Esse “imprimindo” é mais poderoso durante o “período de plasticidade.” É o ponto na vida onde estamos mais abertos a ser influenciados, a ter nossos gostos alterados. Os gostos musicais de muitas pessoas não mudam muito a partir dos 25 anos exatamente por essa razão: elas sabem o que gostam e tudo o que não gostam.
Estudos mostraram que mantemos a música de nossa juventude. “Parte da razão pela qual lembramos músicas de nossa adolescência é porque esses anos foram tempos de autodescoberta,” escreve Levitin, “e, como consequência, foram carregados emocionalmente; em geral, tendemos a lembrar coisas que têm um componente emocional.”
É essa combinação de memória sensorial e repetição que cria nostalgia, que é um motivador poderoso por si só. Isso pode ser especialmente verdadeiro ao relembrar a primeira vez que ouvimos um álbum.
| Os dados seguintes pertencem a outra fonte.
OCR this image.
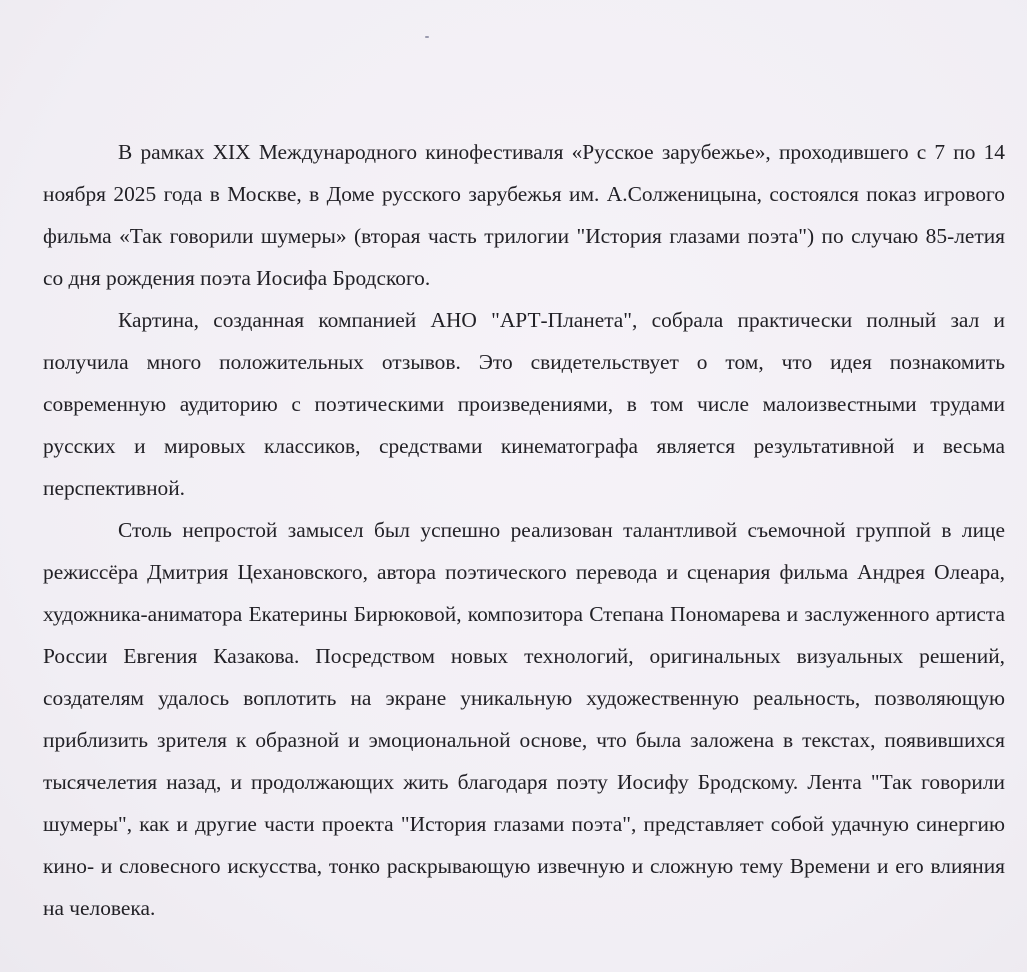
В рамках XIX Международного кинофестиваля «Русское зарубежье», проходившего с 7 по 14 ноября 2025 года в Москве, в Доме русского зарубежья им. А.Солженицына, состоялся показ игрового фильма «Так говорили шумеры» (вторая часть трилогии "История глазами поэта") по случаю 85-летия со дня рождения поэта Иосифа Бродского.

Картина, созданная компанией АНО "АРТ-Планета", собрала практически полный зал и получила много положительных отзывов. Это свидетельствует о том, что идея познакомить современную аудиторию с поэтическими произведениями, в том числе малоизвестными трудами русских и мировых классиков, средствами кинематографа является результативной и весьма перспективной.

Столь непростой замысел был успешно реализован талантливой съемочной группой в лице режиссёра Дмитрия Цехановского, автора поэтического перевода и сценария фильма Андрея Олеара, художника-аниматора Екатерины Бирюковой, композитора Степана Пономарева и заслуженного артиста России Евгения Казакова. Посредством новых технологий, оригинальных визуальных решений, создателям удалось воплотить на экране уникальную художественную реальность, позволяющую приблизить зрителя к образной и эмоциональной основе, что была заложена в текстах, появившихся тысячелетия назад, и продолжающих жить благодаря поэту Иосифу Бродскому. Лента "Так говорили шумеры", как и другие части проекта "История глазами поэта", представляет собой удачную синергию кино- и словесного искусства, тонко раскрывающую извечную и сложную тему Времени и его влияния на человека.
Em um artigo da Psychology Today, Ira Hyman, atualmente professor na Universidade de Western Washington, sustenta que a nostalgia “pode ser mais profunda quando há poucos encontros com a sensação entre aquele período remoto e o presente.” E há apenas um “primeiro momento” com um disco.
“Quando você fala sobre realmente gostar da primeira vez que ouviu algo, talvez você tenha visto ao vivo em um concerto e agora está ouvindo essa versão gravada, é como se a experiência que você está tendo dessa versão gravada carregasse consigo sua experiência no concerto,” diz Margulis. “Então, há algum tipo de memória autobiográfica ou algum significado que está entrelaçado na experiência que não existia até que tivesse se tornado parte da sua vida.”
“Uma das razões pelas quais você ama aquele álbum, pode não ser apenas porque é a primeira coisa que você ouviu, ou a primeira vez que ouviu a banda e você gosta da banda,” diz Beckerman. “Pode também ter sido quem você estava com, ou o que você estava fazendo ou o momento da sua vida.”
A repetição, estruturas e nostalgia podem dar à primeira exposição a um álbum uma vantagem em termos de escolher um favorito. Isso pode tornar um álbum mais prazeroso de ouvir, criar uma versão ideal da banda contra a qual as futuras versões do disco serão comparadas, e envolver tudo isso em uma memória feliz. Isso tornou os álbuns posteriores do U2, adultos e contemporâneos, difíceis de ouvir para mim, enquanto tornava os primeiros (e, do ponto de vista de um crítico, superiores) lançamentos agradáveis, mas sem a conexão emocional que cria paixão.
Então, meu amor por Pop é defensável? Claro. Mas com tantas variáveis que ajudam a controlar como nossos cérebros criam prazer através da música, defensável por seus próprios méritos pode não ser o ponto.
Robert Spuhler é um escritor freelance de cultura e viagens baseado em Los Angeles, com artigos publicados no New York Times, San Francisco Chronicle, MSN.com e outros. Ele vive de música ao vivo e uísque.